Это осталось свято потому, что и экономическая, и политическая система капитализма осталась прежней, такой же порочной и несправедливой, какой была всегда, нисколько не лучше, а у нас в Бразилии создаваемые ею проблемы обострились еще больше. Плачевное, сожаления достойное зрелище являет сегодня бразильское общество — ежедневная трагедия голода и нищеты, война с детьми, которых эти же голод и нищета толкают на преступления, полуфеодальные латифундии, истощение земель, уничтожение лесов, ублюдочные элиты. В самом деле, плакать хочется, когда видишь на экране телевизора лик сегодняшней Бразилии.
Надо сохранить родину и родную землю, надо сделать так, чтобы вернулись к нам прежние наши, столь свойственные нам сердечность и веселье, чтобы бразилец обрел свой исконный, свой природный вкус к песне, к танцу, к футболу и карнавалу, к празднику.

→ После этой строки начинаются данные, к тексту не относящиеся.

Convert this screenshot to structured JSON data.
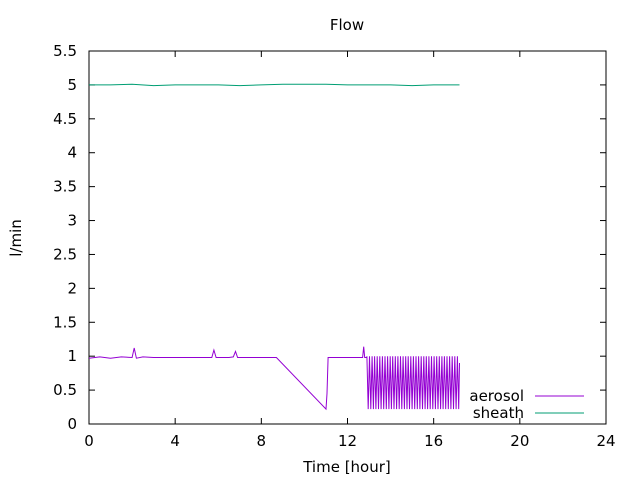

…В Испании, в Эскориале, пока длились эти летние курсы, я неотступно думаю о Жаке, о том разговоре, который нам предстоит. Я надеюсь помочь ему. Он мне и вправду как сын, мы встретились, когда он был почти подростком.
И в Париже я первым делом бросаюсь к телефону, звоню Ирен, дочери Жака — он всегда останавливается у нее, — и слышу, как она плачет. Жак два дня назад умер от инфаркта.